Randy- You're thinking of a different Day film. All those hilariously named medications are referenced in "Send Me No Flowers." And, yes, when you watch a film on TCM, look out for Bess. Spotting her is a terrific movie game. -J

Bill from Philly said...

These two make a great double bill. I'm excited that Turner is screening them together and that you wrote about them. "Sam," in particular, gets too little attention among Lemmon movies.

m.h. said...

Great, Joe! So much information, not only on the films per se, but also on some of the character actors in the films, like Bess Flowers and Edward Andrews.
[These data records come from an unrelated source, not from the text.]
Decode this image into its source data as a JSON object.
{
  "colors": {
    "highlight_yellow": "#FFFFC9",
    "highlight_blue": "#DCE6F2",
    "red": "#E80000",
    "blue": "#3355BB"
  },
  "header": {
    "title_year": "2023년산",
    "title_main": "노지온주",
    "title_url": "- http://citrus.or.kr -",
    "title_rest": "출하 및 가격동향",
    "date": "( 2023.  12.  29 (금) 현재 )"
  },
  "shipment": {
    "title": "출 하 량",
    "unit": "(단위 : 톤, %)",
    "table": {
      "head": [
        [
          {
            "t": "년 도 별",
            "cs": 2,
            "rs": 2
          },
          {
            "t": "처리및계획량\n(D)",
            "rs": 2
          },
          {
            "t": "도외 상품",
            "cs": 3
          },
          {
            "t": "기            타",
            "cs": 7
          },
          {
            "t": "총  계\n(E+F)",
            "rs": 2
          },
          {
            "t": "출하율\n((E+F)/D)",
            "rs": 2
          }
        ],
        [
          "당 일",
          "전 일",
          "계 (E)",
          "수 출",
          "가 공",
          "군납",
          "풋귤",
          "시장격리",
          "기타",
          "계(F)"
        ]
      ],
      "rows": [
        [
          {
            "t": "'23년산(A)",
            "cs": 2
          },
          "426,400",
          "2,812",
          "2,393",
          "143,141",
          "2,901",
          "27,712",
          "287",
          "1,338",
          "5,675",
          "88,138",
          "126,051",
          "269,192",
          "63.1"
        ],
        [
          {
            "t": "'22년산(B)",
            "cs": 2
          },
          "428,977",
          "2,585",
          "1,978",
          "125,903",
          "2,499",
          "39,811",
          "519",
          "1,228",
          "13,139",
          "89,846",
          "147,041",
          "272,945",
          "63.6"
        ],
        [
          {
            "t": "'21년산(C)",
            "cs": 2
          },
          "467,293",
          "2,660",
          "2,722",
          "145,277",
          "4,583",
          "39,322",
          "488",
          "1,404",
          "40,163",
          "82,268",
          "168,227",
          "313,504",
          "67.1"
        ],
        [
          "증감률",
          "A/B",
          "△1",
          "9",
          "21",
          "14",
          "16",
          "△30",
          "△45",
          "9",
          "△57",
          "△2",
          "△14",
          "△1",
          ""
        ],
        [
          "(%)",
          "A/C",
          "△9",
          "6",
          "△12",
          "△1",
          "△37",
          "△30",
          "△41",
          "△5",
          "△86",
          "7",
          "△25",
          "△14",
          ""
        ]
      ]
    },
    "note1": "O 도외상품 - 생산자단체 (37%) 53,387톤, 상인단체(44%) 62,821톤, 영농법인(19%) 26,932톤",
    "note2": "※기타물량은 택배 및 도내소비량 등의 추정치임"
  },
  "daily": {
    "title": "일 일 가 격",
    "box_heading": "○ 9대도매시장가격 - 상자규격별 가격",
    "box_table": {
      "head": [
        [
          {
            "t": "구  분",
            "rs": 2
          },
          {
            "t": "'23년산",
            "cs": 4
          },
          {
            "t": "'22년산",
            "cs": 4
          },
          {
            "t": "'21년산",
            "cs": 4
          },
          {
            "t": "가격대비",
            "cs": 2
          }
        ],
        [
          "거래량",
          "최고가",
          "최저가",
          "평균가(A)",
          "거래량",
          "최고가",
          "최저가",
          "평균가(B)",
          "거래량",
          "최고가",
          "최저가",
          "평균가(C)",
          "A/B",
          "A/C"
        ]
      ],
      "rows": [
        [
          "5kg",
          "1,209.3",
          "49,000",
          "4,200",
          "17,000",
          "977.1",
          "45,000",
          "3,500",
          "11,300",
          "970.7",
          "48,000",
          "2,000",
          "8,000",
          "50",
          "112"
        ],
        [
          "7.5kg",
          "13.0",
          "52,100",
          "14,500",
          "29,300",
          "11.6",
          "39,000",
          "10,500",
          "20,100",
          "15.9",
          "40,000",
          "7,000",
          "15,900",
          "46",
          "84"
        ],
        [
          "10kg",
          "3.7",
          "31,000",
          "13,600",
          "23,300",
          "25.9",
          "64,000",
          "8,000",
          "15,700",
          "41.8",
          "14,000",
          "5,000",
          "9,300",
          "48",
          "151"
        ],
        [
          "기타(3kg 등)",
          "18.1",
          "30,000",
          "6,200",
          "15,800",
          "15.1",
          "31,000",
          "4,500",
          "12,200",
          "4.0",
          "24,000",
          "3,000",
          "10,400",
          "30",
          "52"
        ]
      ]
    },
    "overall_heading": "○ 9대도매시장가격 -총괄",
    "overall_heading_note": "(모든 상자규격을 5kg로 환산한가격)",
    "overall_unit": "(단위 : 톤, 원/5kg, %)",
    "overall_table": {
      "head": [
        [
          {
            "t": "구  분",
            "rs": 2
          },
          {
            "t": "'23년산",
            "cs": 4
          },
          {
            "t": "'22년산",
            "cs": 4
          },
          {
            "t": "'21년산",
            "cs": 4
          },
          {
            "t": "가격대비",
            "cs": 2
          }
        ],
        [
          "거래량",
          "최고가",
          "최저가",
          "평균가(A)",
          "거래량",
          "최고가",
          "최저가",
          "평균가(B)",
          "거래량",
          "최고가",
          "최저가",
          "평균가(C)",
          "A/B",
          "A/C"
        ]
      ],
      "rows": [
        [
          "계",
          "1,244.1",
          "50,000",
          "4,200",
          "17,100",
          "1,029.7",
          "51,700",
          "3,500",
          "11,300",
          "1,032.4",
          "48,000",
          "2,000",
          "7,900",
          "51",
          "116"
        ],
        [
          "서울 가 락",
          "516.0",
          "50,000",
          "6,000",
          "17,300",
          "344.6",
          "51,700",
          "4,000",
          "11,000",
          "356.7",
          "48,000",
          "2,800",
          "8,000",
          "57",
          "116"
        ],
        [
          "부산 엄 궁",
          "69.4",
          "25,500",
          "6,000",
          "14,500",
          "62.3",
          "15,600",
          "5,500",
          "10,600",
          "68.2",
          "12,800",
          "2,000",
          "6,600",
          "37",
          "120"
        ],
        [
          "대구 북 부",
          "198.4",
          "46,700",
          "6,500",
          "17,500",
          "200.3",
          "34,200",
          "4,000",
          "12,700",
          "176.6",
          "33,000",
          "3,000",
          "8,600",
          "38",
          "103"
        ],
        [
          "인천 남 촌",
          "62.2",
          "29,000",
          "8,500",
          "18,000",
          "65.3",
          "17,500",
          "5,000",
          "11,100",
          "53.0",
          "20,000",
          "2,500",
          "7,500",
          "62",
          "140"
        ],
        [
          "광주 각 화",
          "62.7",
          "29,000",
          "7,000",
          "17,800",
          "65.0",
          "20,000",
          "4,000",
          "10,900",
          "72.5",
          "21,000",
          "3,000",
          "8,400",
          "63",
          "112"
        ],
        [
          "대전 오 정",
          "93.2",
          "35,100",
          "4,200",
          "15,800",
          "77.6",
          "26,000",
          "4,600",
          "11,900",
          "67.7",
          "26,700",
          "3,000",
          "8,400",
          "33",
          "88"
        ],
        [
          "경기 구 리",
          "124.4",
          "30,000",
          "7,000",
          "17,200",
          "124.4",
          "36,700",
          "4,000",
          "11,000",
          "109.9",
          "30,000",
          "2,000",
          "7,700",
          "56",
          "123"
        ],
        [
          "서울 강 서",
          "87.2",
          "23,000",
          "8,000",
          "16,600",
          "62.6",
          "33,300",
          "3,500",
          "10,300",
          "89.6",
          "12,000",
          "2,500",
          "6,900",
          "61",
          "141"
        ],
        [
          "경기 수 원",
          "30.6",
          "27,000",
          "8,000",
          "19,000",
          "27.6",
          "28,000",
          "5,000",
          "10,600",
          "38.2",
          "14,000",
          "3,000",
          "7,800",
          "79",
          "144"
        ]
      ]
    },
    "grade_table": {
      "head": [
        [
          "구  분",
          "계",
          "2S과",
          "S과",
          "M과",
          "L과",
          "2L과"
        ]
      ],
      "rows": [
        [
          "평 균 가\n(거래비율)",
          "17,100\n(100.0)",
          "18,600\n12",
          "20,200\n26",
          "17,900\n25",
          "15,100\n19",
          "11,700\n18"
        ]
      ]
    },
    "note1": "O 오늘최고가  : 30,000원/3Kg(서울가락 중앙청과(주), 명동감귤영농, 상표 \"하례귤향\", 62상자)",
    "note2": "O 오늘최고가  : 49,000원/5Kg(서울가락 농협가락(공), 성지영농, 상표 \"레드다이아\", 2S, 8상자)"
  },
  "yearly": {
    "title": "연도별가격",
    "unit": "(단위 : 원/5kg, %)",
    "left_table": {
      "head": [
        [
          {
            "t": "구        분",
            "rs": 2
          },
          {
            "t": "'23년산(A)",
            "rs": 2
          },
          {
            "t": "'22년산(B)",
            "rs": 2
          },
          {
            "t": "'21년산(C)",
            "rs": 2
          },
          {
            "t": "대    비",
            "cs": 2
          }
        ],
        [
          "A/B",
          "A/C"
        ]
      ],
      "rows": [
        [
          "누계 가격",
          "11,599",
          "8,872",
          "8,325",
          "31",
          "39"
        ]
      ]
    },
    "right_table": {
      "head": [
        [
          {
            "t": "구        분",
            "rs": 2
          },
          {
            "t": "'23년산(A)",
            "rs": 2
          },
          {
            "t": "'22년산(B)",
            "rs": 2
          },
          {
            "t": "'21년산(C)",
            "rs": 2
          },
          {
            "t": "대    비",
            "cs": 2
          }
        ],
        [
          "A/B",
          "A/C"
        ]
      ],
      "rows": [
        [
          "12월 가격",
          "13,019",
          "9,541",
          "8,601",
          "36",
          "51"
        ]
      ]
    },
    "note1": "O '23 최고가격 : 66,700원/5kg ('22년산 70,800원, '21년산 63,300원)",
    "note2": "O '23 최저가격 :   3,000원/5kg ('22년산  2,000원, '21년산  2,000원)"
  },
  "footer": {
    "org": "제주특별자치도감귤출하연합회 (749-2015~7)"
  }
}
I also found your brief discussion of the actors who played the kids very informative. m.h.

Sheila said...

Your favorite Lemmon films are wild. No "Some Like It Hot"? Where's "Mister Roberts"? How about "Days of Wine and Roses"? You march to a different drummer, Joe. Good for you!

mike schlesinger said...

I've always felt that the early to mid-60s were a kind of Silver Age of the romantic comedy and have pondered programming such a festival if anyone were willing. Glad to know I'm not the only one who's noticed the riches therein. (BTW, I saw both of these first-run when I was a kid, even though they were not kiddie films. Pretty precocious, I was.)

Gary said...

DVR set, haven't seen these two in a hundred years but somehow scenes from both have popped into my head a lot over time! thanks for the reminder!